To know what the computer system is up to we need to know about all of the resources in it - CPU, Memory, and Disks. And we need several different measurements on each resource - number of requests, elapsed times, and queue lengths. We also need an accurate timestamp with each of these measurements, to know when it occurred, and the period of time it covered.

All of this can be relatively easily achieved with SAR - the System Activity Reporter. It will collect and record a wide range of measurements on system resources, and the time when they occurred.

Behind the scenes SAR uses SADC - the System Activity Data Collector. And in fact it is SADC we are more concerned with than SAR. SAR simply extracts and formats the data you want from an SADC data set. We can run SADC to collect all the data it can about the system, at the frequency we want it collected (measurement period) and for the duration we want (how long until). SADC has a very simple set of options to it:
  • /usr/lib/sa/sadc t n file
where
  • t is the time duration between measurements i.e. the frequency
  • n is the number of measurements to make in total
  • file is the name of a file to write these measurements to
To not have SADC tie up a terminal window, it is often run in the background with the '&' specifier at the end of the command line - control then returns to the terminal window. This can also be used in command files and scripts.

The file produced by SACD contains binary data, not text data, and needs SAR to read it and format it as readable text.
  • sar [-data_option] -f file
If no data option is specified it defaults to CPU (-u). The common data options are:
  • -u CPU
  • -d Disk I/O
  • -r Physical Memory
  • -p Virtual Memory Paging
Remember that the SADC file contains all the data collected, so you can analyse any sub-set of this data any time you want to, at any later point in time. That is the benefit of collecting all of the possible measurements together at the same time and then saving them to a file.

You can obviously use SADC to collect data whenever you have performance problems. But it is far better to run SADC all the time, so that you already have the data to analyse after someone reports a problem. One way to do this is to put an entry into a "crontab" file for use by the "cron" utility, which runs jobs at regular intervals. Putting an entry similar to the following into "crontab" for the system administrator for midnight would run SADC for 24 hours collecting measurements every minute. If this is too frequent just modify the time and number values by the same ratio, so that the two multiplied together give 86400 seconds (24 hours).
  • /usr/lib/sa/sadc 60 1440 /usr/adm/sa/`uname -n`_`date +%y%m%d`.sad &
This will create a file named after the system and the current date in a central directory. Make sure there is enough space in that location, or change it to somewhere else. You will need to do housekeeping once in a while to purge and delete old data sets.
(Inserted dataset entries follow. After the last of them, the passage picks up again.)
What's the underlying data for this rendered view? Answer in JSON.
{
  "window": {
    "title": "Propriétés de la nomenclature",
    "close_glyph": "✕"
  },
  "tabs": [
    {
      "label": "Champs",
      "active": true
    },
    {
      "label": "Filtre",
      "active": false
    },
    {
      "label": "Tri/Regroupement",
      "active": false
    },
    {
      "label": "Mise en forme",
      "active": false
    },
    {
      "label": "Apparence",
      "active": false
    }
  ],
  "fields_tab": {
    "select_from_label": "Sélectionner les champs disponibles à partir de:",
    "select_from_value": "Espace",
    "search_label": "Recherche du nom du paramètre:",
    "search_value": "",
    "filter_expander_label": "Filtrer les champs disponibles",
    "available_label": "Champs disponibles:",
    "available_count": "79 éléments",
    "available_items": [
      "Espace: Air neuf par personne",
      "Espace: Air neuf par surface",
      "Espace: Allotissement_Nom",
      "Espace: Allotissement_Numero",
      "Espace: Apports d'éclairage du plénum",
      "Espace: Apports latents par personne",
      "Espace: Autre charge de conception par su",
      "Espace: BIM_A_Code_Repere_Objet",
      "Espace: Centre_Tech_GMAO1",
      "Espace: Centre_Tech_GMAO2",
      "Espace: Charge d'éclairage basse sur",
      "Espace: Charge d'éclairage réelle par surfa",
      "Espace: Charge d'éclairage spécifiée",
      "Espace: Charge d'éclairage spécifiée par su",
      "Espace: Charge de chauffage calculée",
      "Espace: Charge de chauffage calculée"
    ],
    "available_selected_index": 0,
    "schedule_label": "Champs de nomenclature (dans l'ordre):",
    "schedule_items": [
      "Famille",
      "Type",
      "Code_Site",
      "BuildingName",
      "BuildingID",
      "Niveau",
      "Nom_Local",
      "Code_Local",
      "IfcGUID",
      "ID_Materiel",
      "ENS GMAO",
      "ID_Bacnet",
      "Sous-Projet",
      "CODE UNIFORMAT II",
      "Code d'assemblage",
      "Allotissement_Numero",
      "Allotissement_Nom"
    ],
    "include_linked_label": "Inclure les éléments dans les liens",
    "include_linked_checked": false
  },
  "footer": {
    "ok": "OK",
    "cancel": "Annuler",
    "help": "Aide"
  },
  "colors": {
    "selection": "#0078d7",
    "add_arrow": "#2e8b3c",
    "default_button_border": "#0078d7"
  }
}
This could also be done via another "cron" to delete files older than one or two months.

I have found SADC and SAR invaluable in a number of circumstances where I have been able to show that it was the underlying hardware that had performance issues, and not the application itself. And I have used it in the opposite manner too, to show that a poorly performing application was not suffering from running out of system resources or their slow performance. On most UNIX systems the impact of running SADC is minimal, as the UNIX kernel is already collecting all of these measurements anyway. The overhead is simply of SADC reading them from memory and writing them to disk at the frequency requested. And generally this is a very low and negligible overhead, compared to that of the application software itself.